Sometimes referred to as constructive abandonment, refusing to have sex with a spouse can be cited as Fault, especially if it is considered to be far below the average amount of sex in most marriages. Some courts see carnal abandonment as a form of domestic abuse.

7) Impotence

This Ground for Divorce varies from state to state, especially the evidence required. Your own testimony will not be enough proof to cite impotence as a Ground for Divorce. You will need to acquire medical records, and to hire an expert to testify about this reason. Some states will not grant this Ground, unless you can prove that the situation is permanent.

8) Infertility

This Ground for Divorce is questionable in many states. It is no longer a suitable reason for a marriage to end. However, undisclosed infertility can be grounds for the annulment of marriage.

9) Mental Illness

This Ground for Divorce is more complicated, and it is very dependent on the seriousness of the mental illness in question. However, it is still grounds for divorce, but each individual case will be carefully examined in its own right.

10) Sexual Orientation

If partners articulate that they have a sexual orientation that is incompatible with their partner, it can be a suitable Ground for Divorce.

11) Criminal History

In most states, if a spouse has been convicted or charged with a crime, it is suitable Grounds for Divorce. Some states require a minimum prison sentence of 12 months or more, so be sure to check what your area stipulates.

Other Grounds for Divorce

There are other potential Grounds for Divorce that are less common than those mentioned above. They include:

Religious grounds

Individuals may change religions during the marriage, or they may develop stronger or weaker affinities to their religion. But these changes may not be suitable to their spouses.
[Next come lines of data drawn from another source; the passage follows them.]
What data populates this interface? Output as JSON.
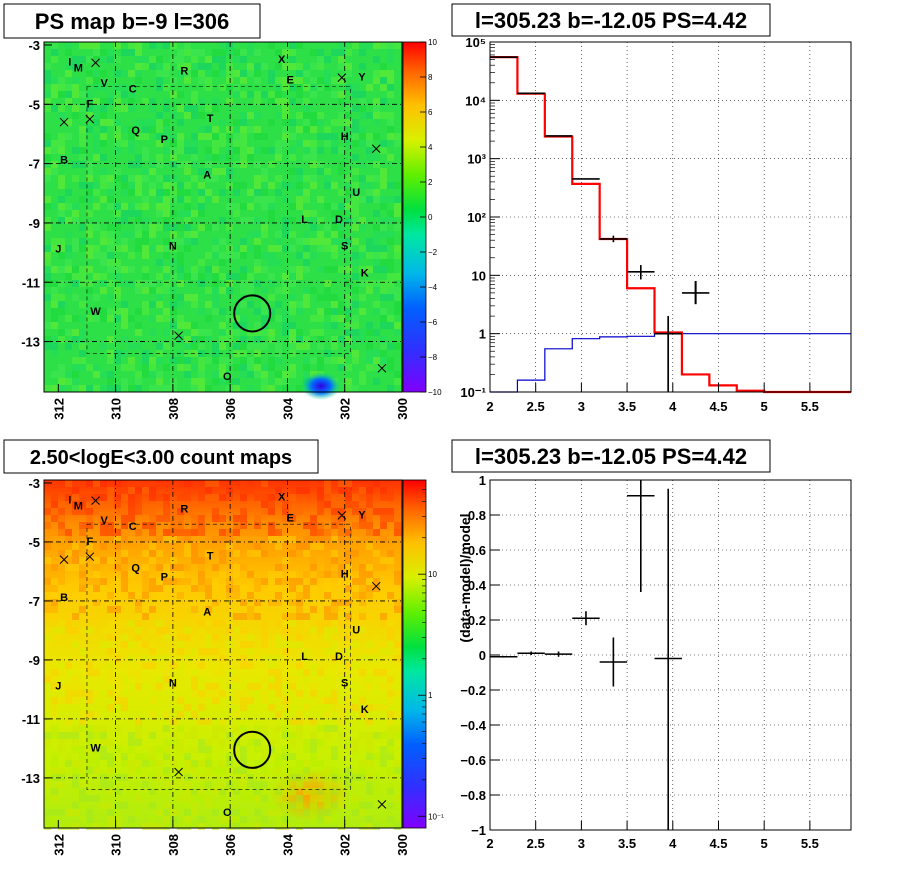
{
  "panels": {
    "ps_map": {
      "title": "PS map b=-9 l=306",
      "x_ticks": [
        "312",
        "310",
        "308",
        "306",
        "304",
        "302",
        "300"
      ],
      "y_ticks": [
        "-3",
        "-5",
        "-7",
        "-9",
        "-11",
        "-13"
      ],
      "colorbar_ticks": [
        "10",
        "8",
        "6",
        "4",
        "2",
        "0",
        "−2",
        "−4",
        "−6",
        "−8",
        "−10"
      ],
      "colorbar_tick_values": [
        10,
        8,
        6,
        4,
        2,
        0,
        -2,
        -4,
        -6,
        -8,
        -10
      ],
      "colorbar_range": [
        -10,
        10
      ]
    },
    "count_map": {
      "title": "2.50<logE<3.00 count maps",
      "x_ticks": [
        "312",
        "310",
        "308",
        "306",
        "304",
        "302",
        "300"
      ],
      "y_ticks": [
        "-3",
        "-5",
        "-7",
        "-9",
        "-11",
        "-13"
      ],
      "colorbar_ticks": [
        "10",
        "1",
        "10⁻¹"
      ]
    },
    "spectrum": {
      "title": "l=305.23 b=-12.05 PS=4.42",
      "x_ticks": [
        "2",
        "2.5",
        "3",
        "3.5",
        "4",
        "4.5",
        "5",
        "5.5"
      ],
      "y_ticks": [
        "10⁻¹",
        "1",
        "10",
        "10²",
        "10³",
        "10⁴",
        "10⁵"
      ]
    },
    "residual": {
      "title": "l=305.23 b=-12.05 PS=4.42",
      "ylabel": "(data-model)/model",
      "x_ticks": [
        "2",
        "2.5",
        "3",
        "3.5",
        "4",
        "4.5",
        "5",
        "5.5"
      ],
      "y_ticks": [
        "1",
        "0.8",
        "0.6",
        "0.4",
        "0.2",
        "0",
        "−0.2",
        "−0.4",
        "−0.6",
        "−0.8",
        "−1"
      ]
    }
  },
  "sources": [
    {
      "label": "I",
      "l": 311.6,
      "b": -3.7
    },
    {
      "label": "M",
      "l": 311.3,
      "b": -3.9
    },
    {
      "label": "X",
      "l": 304.2,
      "b": -3.6
    },
    {
      "label": "R",
      "l": 307.6,
      "b": -4.0
    },
    {
      "label": "E",
      "l": 303.9,
      "b": -4.3
    },
    {
      "label": "Y",
      "l": 301.4,
      "b": -4.2
    },
    {
      "label": "V",
      "l": 310.4,
      "b": -4.4
    },
    {
      "label": "C",
      "l": 309.4,
      "b": -4.6
    },
    {
      "label": "F",
      "l": 310.9,
      "b": -5.1
    },
    {
      "label": "T",
      "l": 306.7,
      "b": -5.6
    },
    {
      "label": "Q",
      "l": 309.3,
      "b": -6.0
    },
    {
      "label": "P",
      "l": 308.3,
      "b": -6.3
    },
    {
      "label": "H",
      "l": 302.0,
      "b": -6.2
    },
    {
      "label": "B",
      "l": 311.8,
      "b": -7.0
    },
    {
      "label": "A",
      "l": 306.8,
      "b": -7.5
    },
    {
      "label": "U",
      "l": 301.6,
      "b": -8.1
    },
    {
      "label": "L",
      "l": 303.4,
      "b": -9.0
    },
    {
      "label": "D",
      "l": 302.2,
      "b": -9.0
    },
    {
      "label": "N",
      "l": 308.0,
      "b": -9.9
    },
    {
      "label": "S",
      "l": 302.0,
      "b": -9.9
    },
    {
      "label": "J",
      "l": 312.0,
      "b": -10.0
    },
    {
      "label": "K",
      "l": 301.3,
      "b": -10.8
    },
    {
      "label": "W",
      "l": 310.7,
      "b": -12.1
    },
    {
      "label": "O",
      "l": 306.1,
      "b": -14.3
    }
  ],
  "crosses": [
    {
      "l": 310.7,
      "b": -3.6
    },
    {
      "l": 302.1,
      "b": -4.1
    },
    {
      "l": 311.8,
      "b": -5.6
    },
    {
      "l": 310.9,
      "b": -5.5
    },
    {
      "l": 300.9,
      "b": -6.5
    },
    {
      "l": 307.8,
      "b": -12.8
    },
    {
      "l": 300.7,
      "b": -13.9
    }
  ],
  "circle": {
    "l": 305.23,
    "b": -12.05,
    "radius_deg": 0.45
  },
  "chart_data": [
    {
      "type": "heatmap",
      "name": "ps_map",
      "title": "PS map b=-9 l=306",
      "x_range": [
        312.5,
        300
      ],
      "y_range": [
        -2.9,
        -14.7
      ],
      "z_range": [
        -10,
        10
      ],
      "background_value": 0.5,
      "features": [
        {
          "l": 302.7,
          "b": -14.6,
          "value": -9
        },
        {
          "l": 305.2,
          "b": -12.0,
          "value": 3
        }
      ]
    },
    {
      "type": "heatmap",
      "name": "count_map",
      "title": "2.50<logE<3.00 count maps",
      "x_range": [
        312.5,
        300
      ],
      "y_range": [
        -2.9,
        -14.7
      ],
      "z_log": true,
      "z_range": [
        0.08,
        60
      ],
      "top_value": 25,
      "bottom_value": 1.5
    },
    {
      "type": "line",
      "name": "spectrum",
      "title": "l=305.23 b=-12.05 PS=4.42",
      "log_y": true,
      "xlim": [
        2,
        5.95
      ],
      "ylim": [
        0.1,
        100000
      ],
      "grid": true,
      "model_total": {
        "edges": [
          2,
          2.3,
          2.6,
          2.9,
          3.2,
          3.5,
          3.8,
          4.1,
          4.4,
          4.7,
          5.0,
          5.95
        ],
        "values": [
          55000,
          13000,
          2400,
          370,
          42,
          6,
          1.05,
          0.2,
          0.13,
          0.105,
          0.1
        ]
      },
      "model_source": {
        "edges": [
          2,
          2.3,
          2.6,
          2.9,
          3.2,
          3.5,
          3.8,
          4.1,
          4.4,
          4.7,
          5.0,
          5.95
        ],
        "values": [
          0.1,
          0.16,
          0.55,
          0.82,
          0.88,
          0.9,
          1.0,
          1.0,
          1.0,
          1.0,
          1.0
        ]
      },
      "data_points": [
        {
          "x": 2.15,
          "xerr": 0.15,
          "y": 55000,
          "ylo": 55000,
          "yhi": 55000
        },
        {
          "x": 2.45,
          "xerr": 0.15,
          "y": 13200,
          "ylo": 13200,
          "yhi": 13200
        },
        {
          "x": 2.75,
          "xerr": 0.15,
          "y": 2450,
          "ylo": 2400,
          "yhi": 2500
        },
        {
          "x": 3.05,
          "xerr": 0.15,
          "y": 450,
          "ylo": 440,
          "yhi": 460
        },
        {
          "x": 3.35,
          "xerr": 0.15,
          "y": 42,
          "ylo": 37,
          "yhi": 48
        },
        {
          "x": 3.65,
          "xerr": 0.15,
          "y": 11.5,
          "ylo": 8.5,
          "yhi": 15
        },
        {
          "x": 3.95,
          "xerr": 0.15,
          "y": 1.0,
          "ylo": 0.1,
          "yhi": 2.0
        },
        {
          "x": 4.25,
          "xerr": 0.15,
          "y": 5,
          "ylo": 3.3,
          "yhi": 7.5
        }
      ]
    },
    {
      "type": "scatter",
      "name": "residual",
      "title": "l=305.23 b=-12.05 PS=4.42",
      "ylabel": "(data-model)/model",
      "xlim": [
        2,
        5.95
      ],
      "ylim": [
        -1,
        1
      ],
      "grid": true,
      "points": [
        {
          "x": 2.15,
          "xerr": 0.15,
          "y": -0.01,
          "ylo": -0.015,
          "yhi": -0.005
        },
        {
          "x": 2.45,
          "xerr": 0.15,
          "y": 0.01,
          "ylo": 0.0,
          "yhi": 0.02
        },
        {
          "x": 2.75,
          "xerr": 0.15,
          "y": 0.005,
          "ylo": -0.01,
          "yhi": 0.02
        },
        {
          "x": 3.05,
          "xerr": 0.15,
          "y": 0.21,
          "ylo": 0.17,
          "yhi": 0.25
        },
        {
          "x": 3.35,
          "xerr": 0.15,
          "y": -0.04,
          "ylo": -0.18,
          "yhi": 0.1
        },
        {
          "x": 3.65,
          "xerr": 0.15,
          "y": 0.91,
          "ylo": 0.36,
          "yhi": 1.0
        },
        {
          "x": 3.95,
          "xerr": 0.15,
          "y": -0.02,
          "ylo": -1.0,
          "yhi": 0.95
        }
      ]
    }
  ]
}
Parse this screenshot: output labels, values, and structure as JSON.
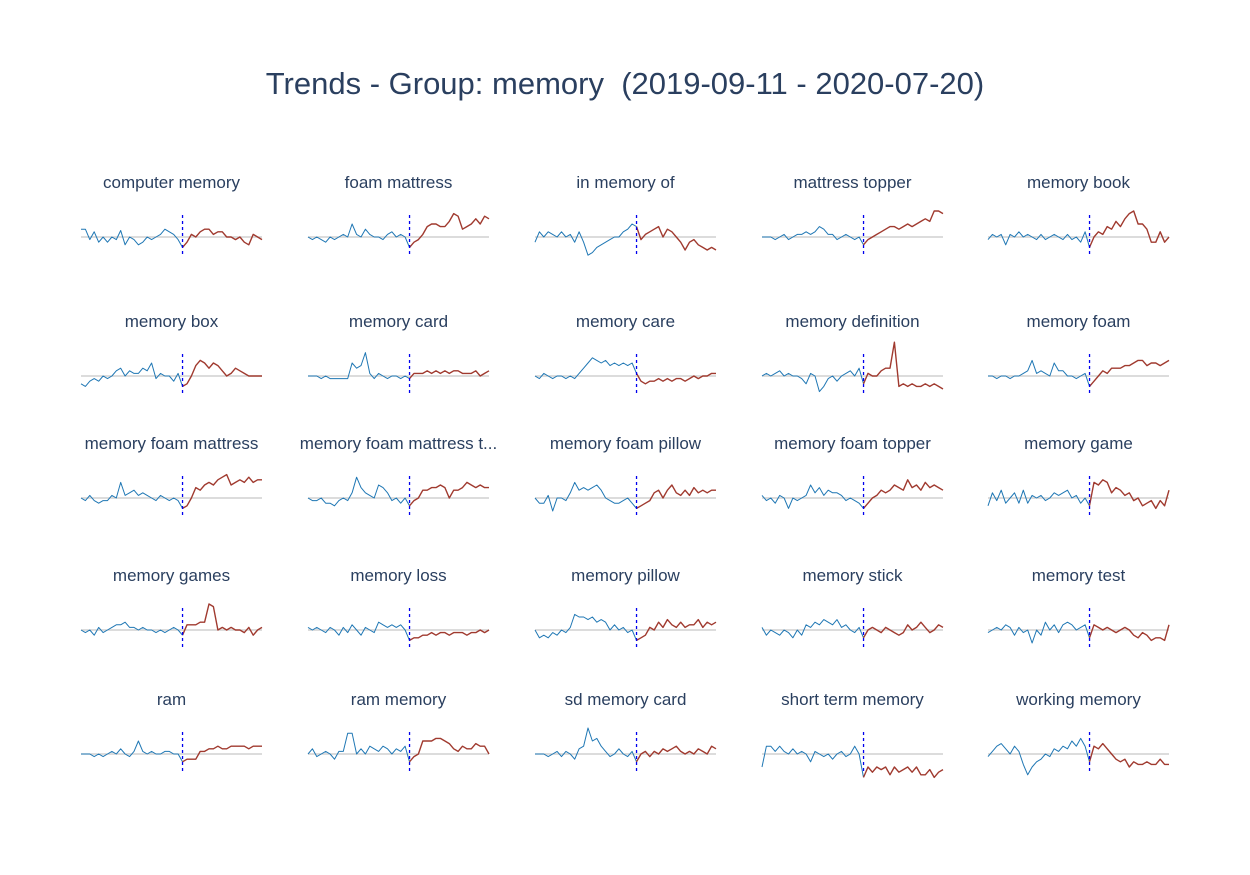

Some diseases are also considered Grounds for Divorce in some states.

For example, very severe sexually transmitted diseases may be considered Grounds.


If you have tried reconciliation and cannot make your marriage work, then there is no route other than divorce, especially if you want to be able to remarry in future. However, if you have not explored the possibility of trying to reconcile, it is always worth the time and effort, especially if you have children.

Divorce is often painful, and it is usually expensive. So there are huge benefits to trying to make a marriage work. In the USA, statistics on separation and divorce show that 13% of people reunite after separation. Therefore, if there is hope of making your marriage work, seek alternatives, and attend couples therapy before embarking on divorce proceedings.

Be patient, and understand that it can take time for a marriage to repair. But it is possible, especially if the reason for divorce is No-fault.

If you decide to file for divorce, be sure of the Grounds, and thoroughly check your state laws beforehand.